Lewthwaite has been sought by Kenyan authorities since late 2011 for her alleged link to al-Shabab terrorists, the same group that claimed to be responsible for assaulting the Westgate for days earlier this week, killing at least 61 civilians. Several media outlets have speculated about Lewthwaite's potential connection to the attack following unverified reports that a woman was among the attackers.
Kenyan President Uhuru Kenyatta said Tuesday that five terrorists were killed in the Kenyan military's operation to retake the mall and another 11 were captured. The identities of the attackers have not been released.
Earlier today INTERPOL announced the Kenyan government had requested a law enforcement "Red Notice" alert go out around the world to help track down Lewthwaite. INTERPOL declined to comment on why the Red Notice was issued today, and the notice itself makes no mention of the Nairobi massacre.
"Through the INTERPOL Red Notice, Kenyan authorities have ensured that all 190 member countries are aware of the danger posed by this woman, not just across the region, but also worldwide," INTERPOL Secretary General Ronald Noble said.
Who Is the 'White Widow'?
Lewthwaite was born in a small village outside London and over 15-years-time went from school girl to party girl to the wife of Germaine Lindsay, one of the terrorists that carried out the 2005 7/7 bombings in London.
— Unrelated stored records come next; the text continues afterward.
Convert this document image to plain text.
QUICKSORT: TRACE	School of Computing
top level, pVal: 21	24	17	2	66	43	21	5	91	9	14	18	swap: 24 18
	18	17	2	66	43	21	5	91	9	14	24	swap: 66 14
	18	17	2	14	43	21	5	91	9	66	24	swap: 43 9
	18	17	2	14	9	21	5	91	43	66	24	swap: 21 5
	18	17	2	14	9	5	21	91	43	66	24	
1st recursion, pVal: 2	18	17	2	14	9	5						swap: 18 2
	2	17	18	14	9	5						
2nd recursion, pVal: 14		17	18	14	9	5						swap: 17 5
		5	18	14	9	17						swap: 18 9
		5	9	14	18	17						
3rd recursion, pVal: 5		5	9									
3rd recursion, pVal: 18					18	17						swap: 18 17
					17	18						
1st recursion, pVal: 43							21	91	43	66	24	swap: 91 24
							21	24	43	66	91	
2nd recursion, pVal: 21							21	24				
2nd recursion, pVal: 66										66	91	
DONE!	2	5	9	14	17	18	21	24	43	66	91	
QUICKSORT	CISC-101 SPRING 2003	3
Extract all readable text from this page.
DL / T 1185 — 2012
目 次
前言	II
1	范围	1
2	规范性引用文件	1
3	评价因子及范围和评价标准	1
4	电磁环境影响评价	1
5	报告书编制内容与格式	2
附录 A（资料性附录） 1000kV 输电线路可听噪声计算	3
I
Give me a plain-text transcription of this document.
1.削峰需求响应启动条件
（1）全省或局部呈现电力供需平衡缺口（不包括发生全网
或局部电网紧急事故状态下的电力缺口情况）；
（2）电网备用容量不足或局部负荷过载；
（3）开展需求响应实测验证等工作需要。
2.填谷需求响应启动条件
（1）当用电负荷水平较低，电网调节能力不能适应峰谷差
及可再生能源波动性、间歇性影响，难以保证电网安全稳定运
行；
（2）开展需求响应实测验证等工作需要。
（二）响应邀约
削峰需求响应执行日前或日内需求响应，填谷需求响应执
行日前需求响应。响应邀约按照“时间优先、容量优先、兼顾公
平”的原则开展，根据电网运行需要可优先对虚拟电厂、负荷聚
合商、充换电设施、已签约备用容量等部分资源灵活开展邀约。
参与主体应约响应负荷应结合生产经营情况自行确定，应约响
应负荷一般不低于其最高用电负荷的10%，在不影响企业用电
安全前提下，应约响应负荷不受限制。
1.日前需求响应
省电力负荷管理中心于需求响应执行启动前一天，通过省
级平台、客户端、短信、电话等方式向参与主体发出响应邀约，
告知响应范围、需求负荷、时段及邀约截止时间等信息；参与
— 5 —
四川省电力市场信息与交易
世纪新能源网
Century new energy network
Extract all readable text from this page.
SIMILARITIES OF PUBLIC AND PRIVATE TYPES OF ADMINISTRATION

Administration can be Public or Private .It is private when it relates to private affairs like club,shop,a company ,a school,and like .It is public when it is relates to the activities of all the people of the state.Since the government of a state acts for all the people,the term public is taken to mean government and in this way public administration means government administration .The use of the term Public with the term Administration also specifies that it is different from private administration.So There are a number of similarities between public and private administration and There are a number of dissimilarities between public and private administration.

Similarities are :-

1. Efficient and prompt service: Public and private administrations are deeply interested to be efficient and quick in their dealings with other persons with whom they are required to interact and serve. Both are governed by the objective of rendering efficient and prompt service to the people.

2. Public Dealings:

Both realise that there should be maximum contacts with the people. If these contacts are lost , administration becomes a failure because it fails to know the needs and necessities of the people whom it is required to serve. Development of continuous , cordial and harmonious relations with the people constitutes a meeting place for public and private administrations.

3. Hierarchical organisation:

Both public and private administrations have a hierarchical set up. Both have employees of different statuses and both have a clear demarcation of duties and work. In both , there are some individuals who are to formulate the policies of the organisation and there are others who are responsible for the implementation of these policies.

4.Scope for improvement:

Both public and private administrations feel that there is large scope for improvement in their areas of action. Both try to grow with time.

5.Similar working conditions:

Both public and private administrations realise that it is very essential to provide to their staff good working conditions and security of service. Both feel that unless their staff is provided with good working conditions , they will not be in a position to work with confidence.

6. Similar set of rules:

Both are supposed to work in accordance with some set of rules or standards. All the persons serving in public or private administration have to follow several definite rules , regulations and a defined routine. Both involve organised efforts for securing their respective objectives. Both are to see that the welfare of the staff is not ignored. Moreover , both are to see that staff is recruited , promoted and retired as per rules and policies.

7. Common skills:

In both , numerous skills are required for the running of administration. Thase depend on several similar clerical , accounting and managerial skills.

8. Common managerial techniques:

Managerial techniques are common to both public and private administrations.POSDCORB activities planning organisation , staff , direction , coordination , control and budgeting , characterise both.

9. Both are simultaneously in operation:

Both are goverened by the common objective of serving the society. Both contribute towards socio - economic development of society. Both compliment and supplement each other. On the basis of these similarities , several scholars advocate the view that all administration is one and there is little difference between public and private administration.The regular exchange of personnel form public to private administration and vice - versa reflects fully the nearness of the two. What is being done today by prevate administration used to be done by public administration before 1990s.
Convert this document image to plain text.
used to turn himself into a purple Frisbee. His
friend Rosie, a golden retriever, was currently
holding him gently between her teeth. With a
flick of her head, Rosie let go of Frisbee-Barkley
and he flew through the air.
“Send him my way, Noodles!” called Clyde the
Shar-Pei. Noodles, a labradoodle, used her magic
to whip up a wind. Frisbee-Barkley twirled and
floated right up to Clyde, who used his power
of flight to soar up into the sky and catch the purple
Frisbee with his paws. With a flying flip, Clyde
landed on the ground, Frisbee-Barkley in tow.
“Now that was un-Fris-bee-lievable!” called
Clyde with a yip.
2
Fifty-two people were killed and hundreds more were injured in that tragedy.
Immediately after those attacks, Lewthwaite, mother of two, denied any knowledge of her husband's al Qaeda ties and condemned her husband's actions as "abhorrent," according to the BBC.
"How these people could have turned him and poisoned his mind is dreadful," she reportedly said then. "He was an innocent, naive and simple man. I suppose he must have been an ideal candidate."
But then at some point Lewthwaite slipped out of England and allegedly joined up with African extremists, traveling to Kenya on a forged South African passport under the name Natalie Faye Webb. She would later be dubbed the "White Widow" by British tabloids and she reportedly wrote in diaries that she wanted her young children to grow up as terrorists and die like their father.
In late 2011 Kenyan authorities charged her with possession of explosives and conspiracy to commit a felony in connection with another al-Shabab plot.
Rafaello Pantucci, a counter-terrorism expert and senior research fellow at London's Royal United Services Institute, said it was clear Lewthwaite "was a figure of some importance within the organization, at an organizational level."
Still, Raj Khan, an acquaintance of Lewthwaite's who last saw her when she was with her husband just days before the 7/7 attacks, told ABC News he couldn't imagine she would be involved in the Nairobi massacre.
"She was a very average, very innocent, lacking confidence, shy and very easy to get on with," Khan said recently. "The person that I knew... I find would be incapable of doing such a sophisticated terrorism activity and it frightens me."
INTERPOL also announced today that it has sent a team Wednesday to Kenya to assist in the investigation of the attack on Nairobi's Westgate mall and to "ensure the swift dissemination" of information the attackers to its member police forces around the world. Kenyan authorities have not yet identified the individual attackers and are investigating whether three Americans may have been involved. American authorities have said so far they have not seen verification U.S. citizens took part, though al-Shabab is known to have a cadre of American recruits.
ABC News' Paolo Marenghi contributed to this report.